Heather Britt: Great. Amanda, I'm going to ask you to kind of close us out. Talk a little bit about just resources. So as folks are thinking about sort of data informed strategic planning, anything else you'd love to add there? We'll certainly sort of point folks to the Wilder website. We'll talk a little bit about the Rochester Public Schools website. But any additional sort of resources you want to surface as we bring it on home?
Amanda Peterson: Sure. I think two methods that we've used recently in our strategic planning process, there's a well-known tool in the strategic planning world called the SWOT analysis. And what that means is SWOT, S-W-O-T, stands for strengths, weaknesses, opportunities, and threats. Well, more recently, I think folks, just given the pandemic, given that they want more of a results-based strategic plan, given that people are tending to be a little bit more aspirational and that need to be in that head space, we have discovered a new methodology called SOAR, which stands for strengths, opportunities, aspirations, and results, so there's more of a positive looking at those strengths based and kind of what the opportunities are based on strengths, so that's a new method that we've been trying out. And so far, our clients have really responded well to it. They've really liked it, and especially giving it that R piece, where data informed comes in is that results. Not only are we thinking about our strengths, opportunities, and aspirations. But how do we measure to get results in an ongoing way that's meaningful to us and our organization?
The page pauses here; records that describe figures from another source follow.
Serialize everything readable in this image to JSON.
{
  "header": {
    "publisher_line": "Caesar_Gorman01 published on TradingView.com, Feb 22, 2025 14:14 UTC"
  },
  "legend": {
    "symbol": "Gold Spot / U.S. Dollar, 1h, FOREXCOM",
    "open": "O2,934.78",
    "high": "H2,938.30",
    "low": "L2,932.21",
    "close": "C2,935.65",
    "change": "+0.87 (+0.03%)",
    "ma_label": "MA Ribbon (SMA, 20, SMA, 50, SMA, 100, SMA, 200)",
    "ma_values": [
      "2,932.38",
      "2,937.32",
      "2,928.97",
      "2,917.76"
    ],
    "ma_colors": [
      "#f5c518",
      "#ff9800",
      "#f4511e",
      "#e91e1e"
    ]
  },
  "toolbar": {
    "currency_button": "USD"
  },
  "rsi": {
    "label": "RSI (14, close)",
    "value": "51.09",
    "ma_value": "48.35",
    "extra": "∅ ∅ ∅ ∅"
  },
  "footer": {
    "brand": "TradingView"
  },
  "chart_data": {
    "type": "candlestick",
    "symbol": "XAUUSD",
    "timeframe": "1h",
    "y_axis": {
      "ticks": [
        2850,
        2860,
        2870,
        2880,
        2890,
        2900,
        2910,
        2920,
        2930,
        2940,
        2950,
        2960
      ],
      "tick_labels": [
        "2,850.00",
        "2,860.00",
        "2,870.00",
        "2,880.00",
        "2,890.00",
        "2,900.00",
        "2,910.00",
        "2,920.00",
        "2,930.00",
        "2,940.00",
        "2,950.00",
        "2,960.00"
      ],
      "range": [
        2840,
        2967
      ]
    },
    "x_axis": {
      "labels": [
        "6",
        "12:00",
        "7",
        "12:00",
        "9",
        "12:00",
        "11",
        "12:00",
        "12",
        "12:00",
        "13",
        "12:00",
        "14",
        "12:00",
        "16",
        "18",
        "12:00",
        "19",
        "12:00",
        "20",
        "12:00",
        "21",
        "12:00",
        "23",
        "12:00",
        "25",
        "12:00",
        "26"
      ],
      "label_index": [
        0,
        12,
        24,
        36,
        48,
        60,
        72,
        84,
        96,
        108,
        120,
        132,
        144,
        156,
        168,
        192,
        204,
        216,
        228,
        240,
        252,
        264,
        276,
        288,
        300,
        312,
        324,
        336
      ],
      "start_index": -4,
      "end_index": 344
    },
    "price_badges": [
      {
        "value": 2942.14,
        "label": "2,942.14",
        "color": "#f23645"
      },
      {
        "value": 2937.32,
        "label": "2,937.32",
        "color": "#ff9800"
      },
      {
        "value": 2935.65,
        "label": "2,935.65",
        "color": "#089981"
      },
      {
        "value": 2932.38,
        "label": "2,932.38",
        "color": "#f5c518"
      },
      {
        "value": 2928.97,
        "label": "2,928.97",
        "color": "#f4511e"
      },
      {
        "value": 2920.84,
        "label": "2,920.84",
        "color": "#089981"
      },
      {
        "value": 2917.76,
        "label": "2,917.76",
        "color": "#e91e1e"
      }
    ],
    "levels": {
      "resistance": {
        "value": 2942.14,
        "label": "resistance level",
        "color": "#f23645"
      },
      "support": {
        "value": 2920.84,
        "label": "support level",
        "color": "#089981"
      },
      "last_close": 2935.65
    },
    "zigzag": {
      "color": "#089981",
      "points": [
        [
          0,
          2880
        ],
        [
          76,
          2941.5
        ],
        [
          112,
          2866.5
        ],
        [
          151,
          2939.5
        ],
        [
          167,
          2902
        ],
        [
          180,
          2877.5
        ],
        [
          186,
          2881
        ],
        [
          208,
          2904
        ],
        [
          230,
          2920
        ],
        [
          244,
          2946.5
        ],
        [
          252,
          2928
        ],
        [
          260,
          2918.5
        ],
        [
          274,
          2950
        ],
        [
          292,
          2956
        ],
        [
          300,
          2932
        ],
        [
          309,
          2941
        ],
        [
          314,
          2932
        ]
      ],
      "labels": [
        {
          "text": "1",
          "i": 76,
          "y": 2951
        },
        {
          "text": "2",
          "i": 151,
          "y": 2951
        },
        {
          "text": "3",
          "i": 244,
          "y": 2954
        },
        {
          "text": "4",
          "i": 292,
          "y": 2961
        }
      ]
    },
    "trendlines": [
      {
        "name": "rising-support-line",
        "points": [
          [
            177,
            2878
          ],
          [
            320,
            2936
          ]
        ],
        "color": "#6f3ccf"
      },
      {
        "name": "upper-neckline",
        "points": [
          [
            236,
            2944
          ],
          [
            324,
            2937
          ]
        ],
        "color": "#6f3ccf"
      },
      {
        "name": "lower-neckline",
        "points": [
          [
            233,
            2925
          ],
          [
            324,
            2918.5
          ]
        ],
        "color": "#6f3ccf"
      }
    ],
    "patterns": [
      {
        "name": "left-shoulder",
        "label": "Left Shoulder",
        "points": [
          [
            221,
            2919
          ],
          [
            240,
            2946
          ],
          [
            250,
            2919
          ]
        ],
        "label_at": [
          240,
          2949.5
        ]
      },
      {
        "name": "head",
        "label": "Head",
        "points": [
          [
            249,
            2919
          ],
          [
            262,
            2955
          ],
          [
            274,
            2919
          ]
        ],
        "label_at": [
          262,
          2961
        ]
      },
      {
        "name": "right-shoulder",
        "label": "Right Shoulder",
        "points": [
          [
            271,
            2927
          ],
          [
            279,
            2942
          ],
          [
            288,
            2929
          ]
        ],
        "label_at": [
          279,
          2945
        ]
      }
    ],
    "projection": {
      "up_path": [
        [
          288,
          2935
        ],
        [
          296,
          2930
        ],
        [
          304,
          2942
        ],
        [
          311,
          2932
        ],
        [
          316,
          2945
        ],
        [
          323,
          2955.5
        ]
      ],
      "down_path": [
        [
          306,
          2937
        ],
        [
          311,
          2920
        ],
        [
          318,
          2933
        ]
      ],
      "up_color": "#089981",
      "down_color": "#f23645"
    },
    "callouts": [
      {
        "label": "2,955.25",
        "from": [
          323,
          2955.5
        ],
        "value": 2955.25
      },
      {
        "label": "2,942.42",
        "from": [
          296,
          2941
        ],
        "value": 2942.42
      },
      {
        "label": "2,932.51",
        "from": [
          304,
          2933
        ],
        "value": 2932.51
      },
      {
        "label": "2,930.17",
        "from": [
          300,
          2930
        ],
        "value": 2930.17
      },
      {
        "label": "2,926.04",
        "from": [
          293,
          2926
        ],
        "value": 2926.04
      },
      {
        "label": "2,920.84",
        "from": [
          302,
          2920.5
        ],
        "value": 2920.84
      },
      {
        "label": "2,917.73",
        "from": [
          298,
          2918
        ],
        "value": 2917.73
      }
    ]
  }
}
So that's definitely one method that we've really kind of latched onto. And I will credit the researchers who have come up with this. And that is Think Insights is what it's called, thinkinsights.net. And then they have a whole kind of a manual online that's free to use that talks about really what the method is and how folks can use this, so that's one that I'll kind of ... What's the word? Endorse.
Heather Britt: Awesome. Awesome. Kent, if folks are interested in kind of seeing your one pager, taking a look at plan, where should they go?
Kent Pekel: The one pager is in revision, but it'll be on our website in a couple of weeks, but the full plan in all its majesty is right there, and so it's rochesterschools.org. And just look for strategic plan. You can find the full document there, and we will have some collateral communications vehicles there in the coming weeks.
Heather Britt: Great, great. And if folks are interested in sort of finding more resources, learning more about Wilder, you're always welcome to go to wilderresearch.org to get more information, to learn more about this particular project, to learn more about data informed strategic planning. So I want to say thank you, a big thank you, to Amanda and Anna, and to Kent for spending some time with us today talking about data informed strategic planning. Good, nourishing topic, lots I think that we learned about the approach, about the things that work well, about the value that it's adding to organizations and communities, so appreciate you all taking the time, and appreciate our listeners for listening in.
If you've got ideas for additional podcasts, future topics for us, I hope you'll let us know. I'm Heather Britt from Wilder Research, and I look forward to talking through the numbers with you on other topics.